At a high school in Phoenix Wednesday, President Obama claimed his administration's policies are responsible for the nation's recovering housing industry, despite the fact that his administration's signature housing initiative, the Home Affordable Modification Program, harmed almost as many homeowners as it helped.
"Less than a month after I took office," Obama said Wednesday, "I cam here to Arizona, to lay out my plan to get responsible homeowners back on their feet. And I said that healing our housing market wouldn't be easy, it would not be quick, but we were going to act swiftly, we were going to act boldly, we were going to try something, everything that we could, to help responsible homeowners."

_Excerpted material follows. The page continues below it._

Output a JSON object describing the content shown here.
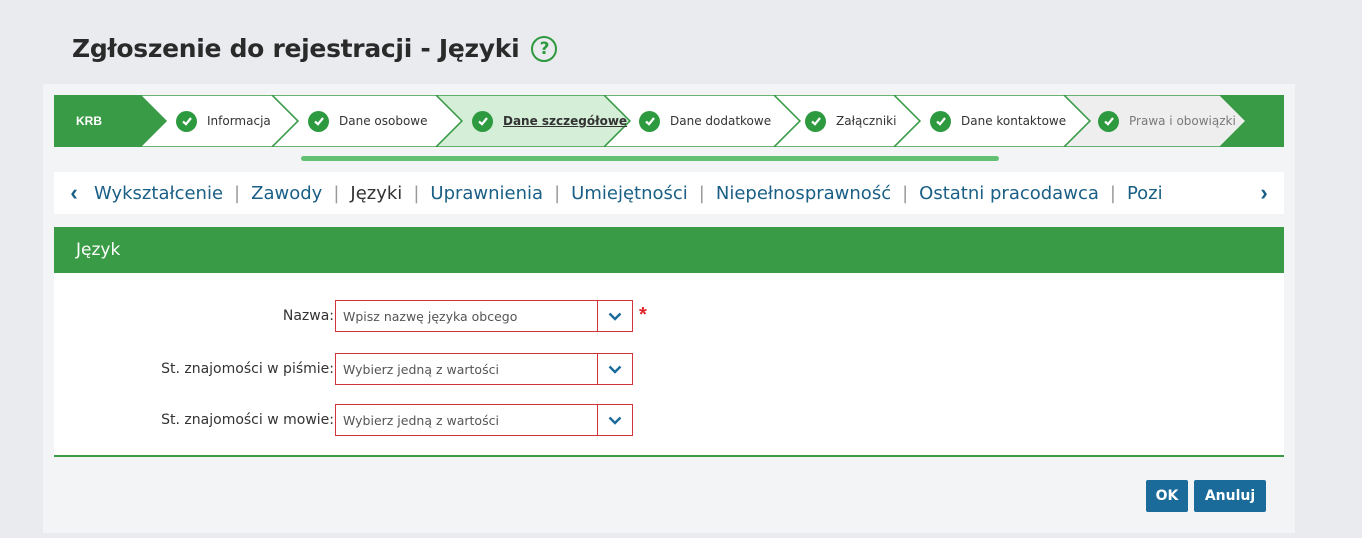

The centerpiece of the housing plan Obama outlined in Arizona in February 2009 was HAMP, a program that used Troubled Asset Relief Program funds to pay mortgage lenders to reduce monthly mortgage payments for homeowners that were behind on their payments.
At the time Obama said the program would help 4 million homeowners avoid foreclosure. But according to the latest TARP Special Inspector General's report, the program has been a total failure. Less than half, just 1.3 million homeowners, have received "permanent" loan modifications through the HAMP program.
Worse, almost a million other homeowners were enticed into the program by temporary lower mortgage payments, only to see those mortgage payments later rise. Hundreds of thousands of these homeowners would soon default again and many saw their home foreclosed anyway.
The Garwood family of Michigan, for example, lost their home after they were promised lower payments through TARP, but later got lost in a maze corporate/government bureaucracy. "It's got to be borderline criminal," Terry Garwood told The Huffington Post. "Basically it allowed them to steal my house from me."
Not only were the Garwood's not alone, but Obama Treasury Secretary Tim Geithner later revealed that HAMP was actually designed to help Wall Street banks at the expense of American homeowners. Former-TARP Special Inspector General Neil Baraofsky recounted in his book, Bailout: An Inside Account of How Washington Abandoned Main Street While Rescuing Wall Street:
For a good chunk of our allotted meeting time, Elizabeth Warren grilled Geithner about HAMP, barraging him with questions about how the program was going to start helping home owners. In defense of the program, Geithner finally blurted out, "We estimate that they can handle ten million foreclosures, over time," referring to the banks. "This program will help foam the runway for them."
A lightbulb went on for me. Elizabeth had been challenging Geithner on how the program was going to help home owners, and he had responded by citing how it would help the banks. Geithner apparently looked at HAMP as an aid to the banks, keeping the full flush of foreclosures from hitting the financial system all at the same time. Though they could handle up to ‘10 million foreclosures’ over time, any more than that, or if the foreclosures were too concentrated, and the losses that the banks might suffer on their first and second mortgages could push them into insolvency, requiring yet another round of TARP bailouts. So HAMP would ‘foam the runway’ by stretching out the foreclosures, giving the banks more time to absorb losses while the other parts of the bailouts juiced bank profits that could then fill the capital holes created by housing losses.
The Garwood's were just one of the millions of homeowners Geithner used to "foam the runway" for Wall Street banks.
This is the program Obama credited with saving the nation's housing market in Phoenix today.